Through a variety of educational presentations and activities, Recovery Works’ Family Program provides the whole family the opportunity to begin their own journey of recovery.

Recovery is stronger when all family members understand the nature of drug and alcohol addiction and are involved in the healing process. By educating you about the disease of addiction and the different ways family members are affected—whether parent, child, spouse or partner—our programs and services help you:

  • Work through the chaos you’re experiencing
  • Set healthy boundaries
  • Rebuild trusting relationships
  • Improve communication with one another
Group Therapy

Group Therapy – Group therapy is a form of psychotherapy in which one or more therapists treat a small group of clients together as a group. At Recovery Works we employ psychodynamic group therapy where the group context and group process is used as a mechanism of change by developing, exploring and examining interpersonal relationships within the group.

Alpha Stim Sessions

Alpha Stim Sessions – The Alpha-Stim electrotherapy device treats anxiety, insomnia, and depression.
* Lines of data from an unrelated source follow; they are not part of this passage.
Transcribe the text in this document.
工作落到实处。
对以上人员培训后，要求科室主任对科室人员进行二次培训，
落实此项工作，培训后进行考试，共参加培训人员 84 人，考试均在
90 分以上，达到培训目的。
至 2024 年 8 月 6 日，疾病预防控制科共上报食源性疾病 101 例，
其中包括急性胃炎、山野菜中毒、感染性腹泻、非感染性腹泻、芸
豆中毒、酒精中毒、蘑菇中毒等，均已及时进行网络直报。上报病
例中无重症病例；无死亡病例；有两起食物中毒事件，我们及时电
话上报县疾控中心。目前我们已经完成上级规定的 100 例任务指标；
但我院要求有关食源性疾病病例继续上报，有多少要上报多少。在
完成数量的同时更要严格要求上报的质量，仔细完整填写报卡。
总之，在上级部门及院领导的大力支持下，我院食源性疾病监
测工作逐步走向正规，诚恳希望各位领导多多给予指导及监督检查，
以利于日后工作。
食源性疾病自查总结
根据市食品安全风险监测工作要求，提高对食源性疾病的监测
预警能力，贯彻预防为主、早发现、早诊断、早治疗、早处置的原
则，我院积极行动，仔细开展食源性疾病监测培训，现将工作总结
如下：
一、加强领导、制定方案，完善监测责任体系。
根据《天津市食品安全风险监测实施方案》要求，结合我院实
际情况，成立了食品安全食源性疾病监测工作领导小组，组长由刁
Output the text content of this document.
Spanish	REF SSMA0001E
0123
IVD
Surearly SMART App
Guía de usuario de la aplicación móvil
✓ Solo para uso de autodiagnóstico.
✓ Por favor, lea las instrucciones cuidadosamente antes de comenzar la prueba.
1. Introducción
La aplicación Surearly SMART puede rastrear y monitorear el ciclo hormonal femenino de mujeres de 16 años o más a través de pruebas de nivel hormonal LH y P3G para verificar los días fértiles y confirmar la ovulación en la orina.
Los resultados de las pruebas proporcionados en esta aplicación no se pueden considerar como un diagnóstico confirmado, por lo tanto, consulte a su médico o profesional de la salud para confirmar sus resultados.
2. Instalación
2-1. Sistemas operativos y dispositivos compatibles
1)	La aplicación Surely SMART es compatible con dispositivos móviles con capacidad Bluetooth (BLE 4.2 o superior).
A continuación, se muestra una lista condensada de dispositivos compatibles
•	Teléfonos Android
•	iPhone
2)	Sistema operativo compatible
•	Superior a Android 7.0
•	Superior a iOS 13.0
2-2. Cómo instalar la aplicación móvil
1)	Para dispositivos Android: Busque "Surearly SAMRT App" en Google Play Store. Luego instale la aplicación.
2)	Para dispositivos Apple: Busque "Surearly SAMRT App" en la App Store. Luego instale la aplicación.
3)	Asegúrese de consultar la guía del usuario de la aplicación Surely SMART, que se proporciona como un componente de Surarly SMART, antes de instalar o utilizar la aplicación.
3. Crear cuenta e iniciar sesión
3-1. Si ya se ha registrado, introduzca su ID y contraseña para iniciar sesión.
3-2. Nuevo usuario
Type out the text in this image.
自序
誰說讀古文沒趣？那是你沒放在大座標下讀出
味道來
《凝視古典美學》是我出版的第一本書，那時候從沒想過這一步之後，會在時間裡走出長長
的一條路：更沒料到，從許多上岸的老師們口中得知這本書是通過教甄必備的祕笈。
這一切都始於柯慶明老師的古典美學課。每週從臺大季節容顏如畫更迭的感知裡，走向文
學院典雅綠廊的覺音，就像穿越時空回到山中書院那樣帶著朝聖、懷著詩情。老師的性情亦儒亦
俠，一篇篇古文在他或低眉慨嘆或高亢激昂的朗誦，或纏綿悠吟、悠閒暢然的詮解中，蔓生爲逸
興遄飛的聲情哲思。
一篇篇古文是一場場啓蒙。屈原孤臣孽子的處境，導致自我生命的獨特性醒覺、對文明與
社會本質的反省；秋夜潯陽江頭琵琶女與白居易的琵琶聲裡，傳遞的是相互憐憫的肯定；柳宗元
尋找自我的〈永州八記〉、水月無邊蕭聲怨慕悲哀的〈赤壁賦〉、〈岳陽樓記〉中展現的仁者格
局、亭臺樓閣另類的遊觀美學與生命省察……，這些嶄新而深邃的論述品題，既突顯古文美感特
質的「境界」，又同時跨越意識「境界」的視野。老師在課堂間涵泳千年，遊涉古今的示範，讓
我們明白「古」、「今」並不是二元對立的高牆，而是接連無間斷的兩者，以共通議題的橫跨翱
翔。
It has no lasting side effects, no risk of addiction and no danger of interaction with medications. Our brains naturally have electrical currents. The Alpha-Stim cranial electrotherapy stimulation (CES) device delivers a natural level of micro-current, via small clips worn on earlobes, through the brain to stimulate and modulate specific groups of nerve cells. The micro-current is tiny, just millionths of an ampere, and so gentle that most people don’t even feel it. The Alpha-Stim waveform, application and protocols result in significant anxiety relief, mood normalization and better sleep (both in quality and duration). Treatments take 20 to 40 minutes and can be completed in bed, while reading or just relaxing.